RESCON is happy to see a continued emphasis on removing barriers to address the housing supply crisis in Ontario. The builders association has led the way for residential construction in advocating for a reduction of development costs and streamlining the lengthy development approvals process, a central focus of our report “Streamlining the Development Approvals Process in Ontario.”
“We are thrilled by the Province’s announcement that they are moving the 25-per-cent target to reduce regulatory barriers to business growth from 2022 to 2020. Our members have been consistently plagued by lengthy development approvals and unnecessarily complicated, outdated and duplicative regulations affecting delivery of housing supply,” Lyall says.
Further, RESCON is pleased to see a restated commitment to make it easier to create the right mix of housing, including rental. We are eager to hear more in the upcoming Housing Supply Action Plan.
The budget builds on the government’s strong promotion of the skilled trades in Ontario. RESCON shares the values reflected in the budget allowing for training and certification between trades through portable skills training. This aligns with RESCON’s long-held advocacy on allowing for stackable, modular training and certification. Also, the proposed financial incentive program to support employers to train apprentices will help create good-paying jobs.

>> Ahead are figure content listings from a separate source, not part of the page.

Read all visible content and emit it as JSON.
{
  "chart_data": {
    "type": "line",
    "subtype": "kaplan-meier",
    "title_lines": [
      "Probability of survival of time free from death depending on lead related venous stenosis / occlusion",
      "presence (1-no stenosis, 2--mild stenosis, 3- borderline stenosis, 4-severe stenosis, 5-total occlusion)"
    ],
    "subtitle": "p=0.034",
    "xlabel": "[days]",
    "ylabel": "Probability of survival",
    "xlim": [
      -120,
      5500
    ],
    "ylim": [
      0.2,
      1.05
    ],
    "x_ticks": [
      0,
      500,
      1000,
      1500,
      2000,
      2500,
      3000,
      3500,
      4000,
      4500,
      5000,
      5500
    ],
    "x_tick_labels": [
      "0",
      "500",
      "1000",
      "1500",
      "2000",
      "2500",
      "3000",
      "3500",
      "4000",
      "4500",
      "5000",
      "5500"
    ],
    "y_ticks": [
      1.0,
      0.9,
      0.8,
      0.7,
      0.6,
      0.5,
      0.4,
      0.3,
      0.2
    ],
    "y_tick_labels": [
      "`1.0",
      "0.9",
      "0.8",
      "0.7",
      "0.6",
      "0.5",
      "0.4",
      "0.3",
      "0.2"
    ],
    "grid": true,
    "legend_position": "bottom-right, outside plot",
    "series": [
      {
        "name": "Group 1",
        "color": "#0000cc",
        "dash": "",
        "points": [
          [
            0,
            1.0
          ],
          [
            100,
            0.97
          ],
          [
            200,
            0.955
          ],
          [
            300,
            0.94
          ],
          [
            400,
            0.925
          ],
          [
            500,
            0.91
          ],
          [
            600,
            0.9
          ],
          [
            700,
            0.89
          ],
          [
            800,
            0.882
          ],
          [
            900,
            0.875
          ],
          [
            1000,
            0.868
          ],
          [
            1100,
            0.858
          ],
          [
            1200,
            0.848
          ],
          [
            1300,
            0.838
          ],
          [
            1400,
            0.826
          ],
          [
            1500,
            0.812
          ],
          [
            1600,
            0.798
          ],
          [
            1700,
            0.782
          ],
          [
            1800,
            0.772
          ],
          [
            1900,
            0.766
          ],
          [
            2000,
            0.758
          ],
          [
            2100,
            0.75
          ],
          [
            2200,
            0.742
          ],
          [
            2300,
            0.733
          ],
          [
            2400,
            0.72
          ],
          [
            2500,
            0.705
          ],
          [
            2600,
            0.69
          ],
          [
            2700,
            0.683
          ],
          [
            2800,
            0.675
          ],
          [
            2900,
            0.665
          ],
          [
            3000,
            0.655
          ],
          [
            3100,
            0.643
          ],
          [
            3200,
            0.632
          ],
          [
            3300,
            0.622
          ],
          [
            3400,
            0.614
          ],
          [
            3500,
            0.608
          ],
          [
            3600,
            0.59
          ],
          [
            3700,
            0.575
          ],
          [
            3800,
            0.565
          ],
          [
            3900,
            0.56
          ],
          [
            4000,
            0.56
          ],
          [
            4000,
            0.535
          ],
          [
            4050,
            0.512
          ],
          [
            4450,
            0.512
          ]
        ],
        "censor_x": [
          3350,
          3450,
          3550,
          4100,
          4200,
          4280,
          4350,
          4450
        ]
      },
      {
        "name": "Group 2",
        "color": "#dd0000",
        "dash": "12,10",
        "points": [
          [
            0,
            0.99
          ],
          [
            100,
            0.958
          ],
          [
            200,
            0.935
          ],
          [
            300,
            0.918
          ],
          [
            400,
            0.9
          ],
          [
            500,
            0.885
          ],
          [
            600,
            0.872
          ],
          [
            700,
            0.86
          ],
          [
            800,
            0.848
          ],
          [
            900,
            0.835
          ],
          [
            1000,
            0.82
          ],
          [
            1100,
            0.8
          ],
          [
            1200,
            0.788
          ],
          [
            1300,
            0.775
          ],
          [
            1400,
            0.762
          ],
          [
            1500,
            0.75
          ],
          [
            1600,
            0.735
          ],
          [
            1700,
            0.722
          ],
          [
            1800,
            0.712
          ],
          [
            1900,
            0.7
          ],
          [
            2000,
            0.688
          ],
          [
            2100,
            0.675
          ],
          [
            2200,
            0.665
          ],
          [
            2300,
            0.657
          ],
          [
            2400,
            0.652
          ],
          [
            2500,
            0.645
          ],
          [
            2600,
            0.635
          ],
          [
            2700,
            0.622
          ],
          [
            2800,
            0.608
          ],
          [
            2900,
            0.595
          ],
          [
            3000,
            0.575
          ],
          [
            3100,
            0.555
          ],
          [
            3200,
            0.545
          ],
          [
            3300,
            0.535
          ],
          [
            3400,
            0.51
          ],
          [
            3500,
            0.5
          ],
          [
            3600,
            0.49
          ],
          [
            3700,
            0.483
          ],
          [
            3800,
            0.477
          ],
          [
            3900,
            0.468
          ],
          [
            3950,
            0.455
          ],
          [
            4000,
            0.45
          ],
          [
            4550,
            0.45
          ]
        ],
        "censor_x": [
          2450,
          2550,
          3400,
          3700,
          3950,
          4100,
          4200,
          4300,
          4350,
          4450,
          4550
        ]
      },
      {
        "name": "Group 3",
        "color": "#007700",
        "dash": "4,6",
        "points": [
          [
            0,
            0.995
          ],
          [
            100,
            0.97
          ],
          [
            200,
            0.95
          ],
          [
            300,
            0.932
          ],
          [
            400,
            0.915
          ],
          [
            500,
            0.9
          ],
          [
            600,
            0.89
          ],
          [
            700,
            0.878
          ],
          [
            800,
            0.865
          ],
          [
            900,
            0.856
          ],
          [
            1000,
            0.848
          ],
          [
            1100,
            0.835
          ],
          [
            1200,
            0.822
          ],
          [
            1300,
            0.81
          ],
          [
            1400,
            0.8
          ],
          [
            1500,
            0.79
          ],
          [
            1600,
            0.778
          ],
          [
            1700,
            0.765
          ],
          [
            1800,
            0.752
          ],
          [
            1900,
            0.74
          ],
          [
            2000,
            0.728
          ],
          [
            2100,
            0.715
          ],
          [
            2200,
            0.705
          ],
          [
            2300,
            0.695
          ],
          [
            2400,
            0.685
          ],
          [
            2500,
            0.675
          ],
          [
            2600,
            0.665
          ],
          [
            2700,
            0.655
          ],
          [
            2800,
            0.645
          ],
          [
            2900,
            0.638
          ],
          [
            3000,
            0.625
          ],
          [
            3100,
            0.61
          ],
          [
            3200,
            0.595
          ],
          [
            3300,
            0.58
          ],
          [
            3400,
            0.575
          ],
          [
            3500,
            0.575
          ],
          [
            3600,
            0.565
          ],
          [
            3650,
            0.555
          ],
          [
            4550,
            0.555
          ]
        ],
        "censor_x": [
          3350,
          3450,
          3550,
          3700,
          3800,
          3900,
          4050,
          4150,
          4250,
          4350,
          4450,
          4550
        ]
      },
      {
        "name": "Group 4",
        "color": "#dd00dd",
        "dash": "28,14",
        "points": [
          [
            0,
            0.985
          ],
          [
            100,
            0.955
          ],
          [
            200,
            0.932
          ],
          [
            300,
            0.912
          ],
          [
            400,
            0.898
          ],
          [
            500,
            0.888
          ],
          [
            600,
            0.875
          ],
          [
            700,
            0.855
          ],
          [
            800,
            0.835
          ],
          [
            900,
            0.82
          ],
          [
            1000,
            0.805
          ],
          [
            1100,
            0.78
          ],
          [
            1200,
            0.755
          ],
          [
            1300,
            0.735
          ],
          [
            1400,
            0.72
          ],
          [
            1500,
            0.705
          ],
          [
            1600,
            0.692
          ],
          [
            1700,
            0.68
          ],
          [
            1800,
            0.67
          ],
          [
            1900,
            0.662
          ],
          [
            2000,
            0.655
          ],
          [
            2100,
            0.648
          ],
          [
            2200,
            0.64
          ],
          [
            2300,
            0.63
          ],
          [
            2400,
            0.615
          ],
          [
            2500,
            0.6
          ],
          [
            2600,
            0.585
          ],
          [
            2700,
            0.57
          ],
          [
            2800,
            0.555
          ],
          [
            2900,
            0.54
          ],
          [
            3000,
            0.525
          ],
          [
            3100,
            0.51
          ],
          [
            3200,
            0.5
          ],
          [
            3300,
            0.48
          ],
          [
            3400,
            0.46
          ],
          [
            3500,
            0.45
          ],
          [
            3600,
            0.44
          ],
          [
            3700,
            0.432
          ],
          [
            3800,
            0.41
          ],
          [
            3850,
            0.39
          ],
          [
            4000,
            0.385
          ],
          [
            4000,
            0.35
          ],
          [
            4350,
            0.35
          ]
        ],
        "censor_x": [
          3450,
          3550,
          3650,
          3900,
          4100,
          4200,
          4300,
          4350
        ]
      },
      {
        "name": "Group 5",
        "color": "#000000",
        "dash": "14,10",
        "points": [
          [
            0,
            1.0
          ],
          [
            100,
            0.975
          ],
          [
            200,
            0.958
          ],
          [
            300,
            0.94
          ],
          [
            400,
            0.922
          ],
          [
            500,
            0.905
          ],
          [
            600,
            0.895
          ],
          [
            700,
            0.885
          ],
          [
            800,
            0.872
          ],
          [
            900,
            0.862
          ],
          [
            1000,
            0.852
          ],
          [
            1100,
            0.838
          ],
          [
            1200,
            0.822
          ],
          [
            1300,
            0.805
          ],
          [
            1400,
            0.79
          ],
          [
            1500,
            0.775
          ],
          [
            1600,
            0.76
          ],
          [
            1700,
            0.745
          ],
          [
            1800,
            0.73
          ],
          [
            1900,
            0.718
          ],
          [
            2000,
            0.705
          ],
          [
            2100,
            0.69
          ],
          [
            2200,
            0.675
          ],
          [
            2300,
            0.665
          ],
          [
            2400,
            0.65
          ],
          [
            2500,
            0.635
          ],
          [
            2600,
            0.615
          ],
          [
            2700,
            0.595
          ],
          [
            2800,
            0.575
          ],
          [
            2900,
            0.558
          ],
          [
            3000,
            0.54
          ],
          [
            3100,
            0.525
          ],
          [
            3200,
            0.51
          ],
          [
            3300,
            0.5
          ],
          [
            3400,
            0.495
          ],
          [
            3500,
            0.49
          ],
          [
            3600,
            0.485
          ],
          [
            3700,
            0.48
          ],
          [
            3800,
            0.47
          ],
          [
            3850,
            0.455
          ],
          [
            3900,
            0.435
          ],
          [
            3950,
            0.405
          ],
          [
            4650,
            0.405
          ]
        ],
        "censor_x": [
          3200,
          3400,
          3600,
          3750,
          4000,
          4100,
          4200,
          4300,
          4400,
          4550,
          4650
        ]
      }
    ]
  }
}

“The government’s commitments to improve online labour market information for job seekers reinforces recommendations made in RESCON’s independent report A Behavioural Economics Approach to Recruitment in the Skilled Construction Trades. This improved labour market information will equip job seekers, guidance counsellors and other educational influencers to better inform young people of career options and pathways,” Lyall says.
RESCON vice-president Andrew Pariser adds: “In our recently released report Retaining Employees in the Skilled Trades, we recommended greater exposure of construction careers to young people, which is reinforced in the budget through promoting apprenticeship and the skilled trades as a pathway for all students from kindergarten to Grade 12.”
The residential construction industry is a major source of employment in the province and driver of the economy. RESCON appreciates the government’s commitment to making it easier for young people, job seekers and those starting a second career to enter the skilled trades.